La violence du huis-clos ne s’arrête pas là. Aux enquêteurs, Jonathan a rapporté cet interrogatoire pervers, dont il a fait l’objet au sujet de sa petite amie : «Elle t’a déjà trompé ?» «Parce que mon pote, il a grave faim.» Ou encore, toujours selon son récit : «Ça te dirait que ta copine suce une queue de Black ?» Laurine se retrouve seule dans une chambre avec l’un d’eux, qui, décrira-t-elle aux policiers, lui impose des caresses sous son tee-shirt, avant de se livrer à une pénétration digitale après avoir ôté son gant. Pendant ce temps, Jonathan est à terre dans le salon. On fait tomber sur lui des couteaux de l’argenterie familiale, comme si on «jouait un peu aux fléchettes dans mon dos». Il confie s’être dit : «J’espère juste que ça va pas finir comme Ilan Halimi», le jeune homme juif séquestré, torturé et tué par le «gang des barbares» à Bagneux en 2006.
Depuis le début, celui qui a été gendarme quatre ans durant est persuadé d’une chose : sans les réflexes issus de sa formation, «on serait morts». Cela ne l’empêche pas, près de quatre ans plus tard, de se sentir coupable. «Je me dis que c’est de ma faute. C’est moi qui ai ramené Laurine à Paris. Si on n’était pas venus ici pour mon nouveau travail, il ne se serait jamais passé ça», regrette-t-il, tandis que son ex-petite amie, sur le banc des parties civiles, tente d’étouffer des sanglots, la tête baissée contre la poitrine.

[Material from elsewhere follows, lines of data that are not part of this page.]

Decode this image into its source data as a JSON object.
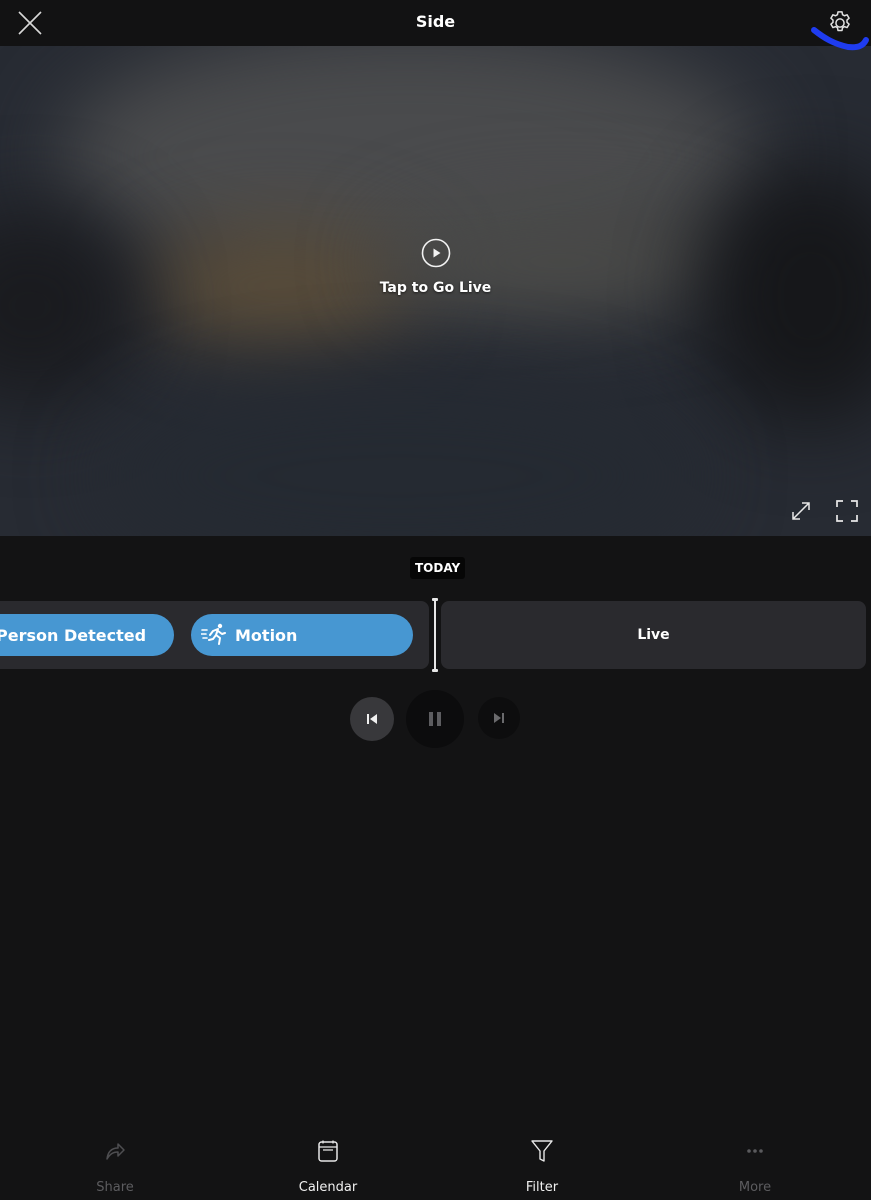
{
  "header": {
    "title": "Side",
    "close_icon": "close-icon",
    "settings_icon": "gear-icon"
  },
  "video": {
    "play_icon": "play-circle-icon",
    "go_live_text": "Tap to Go Live",
    "expand_icon": "expand-arrows-icon",
    "fullscreen_icon": "fullscreen-icon"
  },
  "timeline": {
    "date_badge": "TODAY",
    "events": [
      {
        "label": "Person Detected",
        "type": "person"
      },
      {
        "label": "Motion",
        "type": "motion",
        "icon": "running-person-icon"
      }
    ],
    "live_label": "Live",
    "event_color": "#4797d2"
  },
  "playback": {
    "previous_icon": "skip-previous-icon",
    "pause_icon": "pause-icon",
    "next_icon": "skip-next-icon"
  },
  "bottom_bar": {
    "items": [
      {
        "label": "Share",
        "icon": "share-icon",
        "enabled": false
      },
      {
        "label": "Calendar",
        "icon": "calendar-icon",
        "enabled": true
      },
      {
        "label": "Filter",
        "icon": "filter-icon",
        "enabled": true
      },
      {
        "label": "More",
        "icon": "more-dots-icon",
        "enabled": false
      }
    ]
  },
  "annotation": {
    "color": "#1f3cf0"
  }
}
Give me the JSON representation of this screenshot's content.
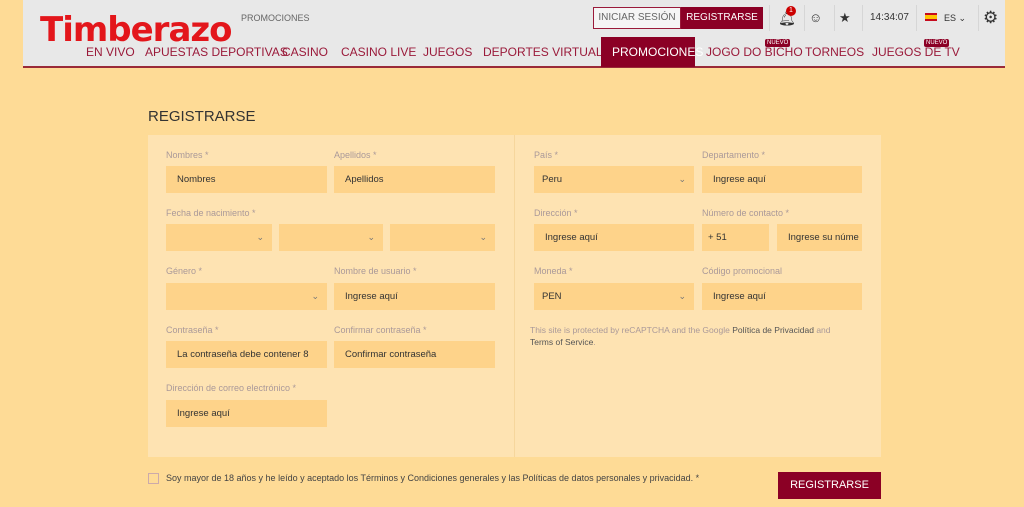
{
  "header": {
    "logo": "Timberazo",
    "breadcrumb": "PROMOCIONES",
    "login": "INICIAR SESIÓN",
    "register": "REGISTRARSE",
    "notification_count": "1",
    "time": "14:34:07",
    "language": "ES",
    "nav": [
      {
        "label": "EN VIVO"
      },
      {
        "label": "APUESTAS DEPORTIVAS"
      },
      {
        "label": "CASINO"
      },
      {
        "label": "CASINO LIVE"
      },
      {
        "label": "JUEGOS"
      },
      {
        "label": "DEPORTES VIRTUALES"
      },
      {
        "label": "PROMOCIONES",
        "active": true
      },
      {
        "label": "JOGO DO BICHO",
        "badge": "NUEVO"
      },
      {
        "label": "TORNEOS"
      },
      {
        "label": "JUEGOS DE TV",
        "badge": "NUEVO"
      }
    ]
  },
  "form": {
    "title": "REGISTRARSE",
    "nombres": {
      "label": "Nombres *",
      "value": "Nombres"
    },
    "apellidos": {
      "label": "Apellidos *",
      "value": "Apellidos"
    },
    "fecha": {
      "label": "Fecha de nacimiento *"
    },
    "genero": {
      "label": "Género *"
    },
    "usuario": {
      "label": "Nombre de usuario *",
      "value": "Ingrese aquí"
    },
    "contrasena": {
      "label": "Contraseña *",
      "value": "La contraseña debe contener 8"
    },
    "confirmar": {
      "label": "Confirmar contraseña *",
      "value": "Confirmar contraseña"
    },
    "correo": {
      "label": "Dirección de correo electrónico *",
      "value": "Ingrese aquí"
    },
    "pais": {
      "label": "País *",
      "value": "Peru"
    },
    "departamento": {
      "label": "Departamento *",
      "value": "Ingrese aquí"
    },
    "direccion": {
      "label": "Dirección *",
      "value": "Ingrese aquí"
    },
    "contacto": {
      "label": "Número de contacto *",
      "prefix": "+ 51",
      "value": "Ingrese su núme"
    },
    "moneda": {
      "label": "Moneda *",
      "value": "PEN"
    },
    "promo": {
      "label": "Código promocional",
      "value": "Ingrese aquí"
    },
    "legal": {
      "text1": "This site is protected by reCAPTCHA and the Google ",
      "privacy": "Política de Privacidad",
      "text2": " and ",
      "terms": "Terms of Service",
      "text3": "."
    },
    "accept": "Soy mayor de 18 años y he leído y aceptado los Términos y Condiciones generales y las Políticas de datos personales y privacidad. *",
    "submit": "REGISTRARSE"
  },
  "colors": {
    "brand": "#8b0025",
    "logo": "#e3161b",
    "page_bg": "#fedb96",
    "input_bg": "#fed38a"
  }
}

La jeune femme aux longs cheveux blonds et au teint clair, aujourd’hui âgée de 23 ans, a préféré être entendue à huis clos vendredi matin. Si elle a fait un malaise à l’issue de son audition, Laurine s’est courageusement tournée vers les quatre accusés présents, leur demandant : «Pourquoi vous m’avez fait ça ?» L’un baissait la tête, tandis que les trois autres regardaient ailleurs, ont rapporté les avocats de la partie civile.
Un septuagénaire agressé dans un autre immeuble
Qui des trois accusés l’a violée ? Qui est celui ayant tenu principalement les propos antisémites ? La cour s’échine, depuis le début, à déterminer le rôle joué par chacun… Mais les armes sont passées de main en main, les malfaiteurs étaient cagoulés, et quatre ans après les faits, les souvenirs sont troubles. «J’ai fait beaucoup de cauchemars. J’ai revécu la scène mille fois. Je ne sais plus», s’excuse souvent Jonathan auprès du président de la cour ou de l’avocate générale, craignant de confondre la réalité et ses résurgences traumatiques. En revanche, il est convaincu «à 100 %» du caractère antisémite de l’agression. «Quel intérêt de décrocher la mezouzah [petit boîtier contenant des passages de la Bible, ndlr] sur la porte ? C’est clairement volontaire !»
La veille, son père l’avait précédé à la barre. «Mon fils a été très marqué, très traumatisé, sauf qu’il ne le montre pas», a dit ce juif pratiquant, aussi élégant que son garçon. Me Klugman, avocat des parties civiles, interroge : «Votre appartement est-il celui qu’on trouve le plus facilement dans l’immeuble ?» «Certainement pas», répond le retraité de 60 ans qui, comme il est de coutume les jours de shabbat, avait tendance à «s’habiller un peu mieux» et à porter sa kippa pour se rendre à la synagogue du coin. «Toutes les portes sont identiques. Rien ne peut les différencier, sauf la mezouzah.» Dans le bâtiment, leur logement est le seul à en arborer une.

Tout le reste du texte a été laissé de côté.